La cooperante rapita in Kenya e tenuta prigioniera in Somalia per un anno e mezzo lavorerà a un progetto europeo insieme ad altri sette giovani lombardi

Silvia Romano, la cooperante rapita in Kenya e tenuta prigioniera in Somalia per un anno e mezzo, prenderà parte a un progetto europeo volto a contrastare l'islamofobia. Lo riporta il quotidiano La Repubblica.
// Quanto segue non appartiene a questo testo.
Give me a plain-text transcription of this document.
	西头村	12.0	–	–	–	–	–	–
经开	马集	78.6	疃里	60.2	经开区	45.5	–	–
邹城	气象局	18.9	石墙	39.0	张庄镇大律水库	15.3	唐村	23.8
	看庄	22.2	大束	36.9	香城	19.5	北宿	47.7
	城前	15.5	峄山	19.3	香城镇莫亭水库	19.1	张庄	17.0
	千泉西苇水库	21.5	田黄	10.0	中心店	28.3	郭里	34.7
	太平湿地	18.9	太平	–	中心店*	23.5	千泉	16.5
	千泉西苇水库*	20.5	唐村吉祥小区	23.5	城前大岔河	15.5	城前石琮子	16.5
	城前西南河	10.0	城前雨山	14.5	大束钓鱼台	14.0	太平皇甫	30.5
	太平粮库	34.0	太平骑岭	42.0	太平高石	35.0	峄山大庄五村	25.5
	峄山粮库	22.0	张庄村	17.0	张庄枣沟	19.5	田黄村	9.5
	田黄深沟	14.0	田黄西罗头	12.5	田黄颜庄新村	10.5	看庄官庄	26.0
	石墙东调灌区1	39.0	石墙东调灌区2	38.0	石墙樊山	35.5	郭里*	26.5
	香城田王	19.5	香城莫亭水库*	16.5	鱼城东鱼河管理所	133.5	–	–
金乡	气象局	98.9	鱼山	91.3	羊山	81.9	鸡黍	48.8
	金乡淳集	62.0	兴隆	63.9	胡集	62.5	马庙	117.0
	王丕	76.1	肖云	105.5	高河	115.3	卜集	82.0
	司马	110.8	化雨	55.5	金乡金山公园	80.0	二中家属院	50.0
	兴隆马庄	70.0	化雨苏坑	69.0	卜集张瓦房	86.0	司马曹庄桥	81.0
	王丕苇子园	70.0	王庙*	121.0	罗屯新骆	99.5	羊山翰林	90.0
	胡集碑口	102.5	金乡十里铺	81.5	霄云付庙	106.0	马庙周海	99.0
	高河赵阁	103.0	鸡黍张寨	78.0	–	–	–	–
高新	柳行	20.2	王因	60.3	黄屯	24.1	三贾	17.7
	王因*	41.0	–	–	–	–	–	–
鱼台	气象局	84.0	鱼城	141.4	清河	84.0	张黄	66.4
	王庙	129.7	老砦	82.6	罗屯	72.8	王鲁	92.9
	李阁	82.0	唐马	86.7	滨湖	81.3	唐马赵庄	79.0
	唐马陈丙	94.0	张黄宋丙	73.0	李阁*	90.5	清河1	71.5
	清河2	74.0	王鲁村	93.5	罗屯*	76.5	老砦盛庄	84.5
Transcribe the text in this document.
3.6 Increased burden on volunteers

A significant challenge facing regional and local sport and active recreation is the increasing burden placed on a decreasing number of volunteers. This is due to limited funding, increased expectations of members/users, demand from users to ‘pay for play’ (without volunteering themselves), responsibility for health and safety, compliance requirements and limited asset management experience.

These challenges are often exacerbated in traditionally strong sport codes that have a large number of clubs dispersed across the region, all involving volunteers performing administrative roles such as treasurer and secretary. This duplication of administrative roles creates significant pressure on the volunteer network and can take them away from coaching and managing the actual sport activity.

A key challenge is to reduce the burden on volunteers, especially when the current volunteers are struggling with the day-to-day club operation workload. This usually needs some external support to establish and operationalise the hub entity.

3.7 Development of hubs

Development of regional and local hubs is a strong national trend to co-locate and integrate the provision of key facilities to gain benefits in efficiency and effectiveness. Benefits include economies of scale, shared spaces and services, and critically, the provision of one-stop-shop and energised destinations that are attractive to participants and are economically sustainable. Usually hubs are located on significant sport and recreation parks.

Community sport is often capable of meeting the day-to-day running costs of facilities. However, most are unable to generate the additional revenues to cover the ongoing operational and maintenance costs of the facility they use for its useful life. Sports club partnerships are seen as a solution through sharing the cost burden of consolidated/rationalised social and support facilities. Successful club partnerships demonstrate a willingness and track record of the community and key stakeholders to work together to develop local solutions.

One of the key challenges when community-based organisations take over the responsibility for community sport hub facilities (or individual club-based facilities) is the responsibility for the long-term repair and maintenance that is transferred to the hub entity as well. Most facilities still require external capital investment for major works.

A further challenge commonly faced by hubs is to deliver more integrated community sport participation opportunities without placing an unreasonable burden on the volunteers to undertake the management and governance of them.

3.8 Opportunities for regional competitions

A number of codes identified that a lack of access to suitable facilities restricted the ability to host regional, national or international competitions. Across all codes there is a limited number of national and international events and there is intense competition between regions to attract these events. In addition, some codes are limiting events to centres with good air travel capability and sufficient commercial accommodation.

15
YES – Youth Empowerment Support for Muslim communities è il nome dell’iniziativa a cui la 24enne milanese lavorerà nei prossimi mesi. 

Il progetto

Il progetto, co-finanziato dalla Commissione Europea e realizzato dalle associazioni Fondazione L'Albero della Vita, Le réseau e Progetto Aisha, punta a coinvolgere alcuni giovani rappresentanti della comunità islamica “che saranno impegnati in attività di supporto alle vittime di islamofobia”, si legge sulla pagina Facebook di una delle associazioni. Tra gli otto giovani lombardi selezionati, con i ruolo di 'master equity defender', anche Silvia Romano. Gli otto ragazzi raccoglieranno segnalazioni di casi di islamofobia e denunce, fornendo anche supporto psicologico ed eventualmente legale alle vittime.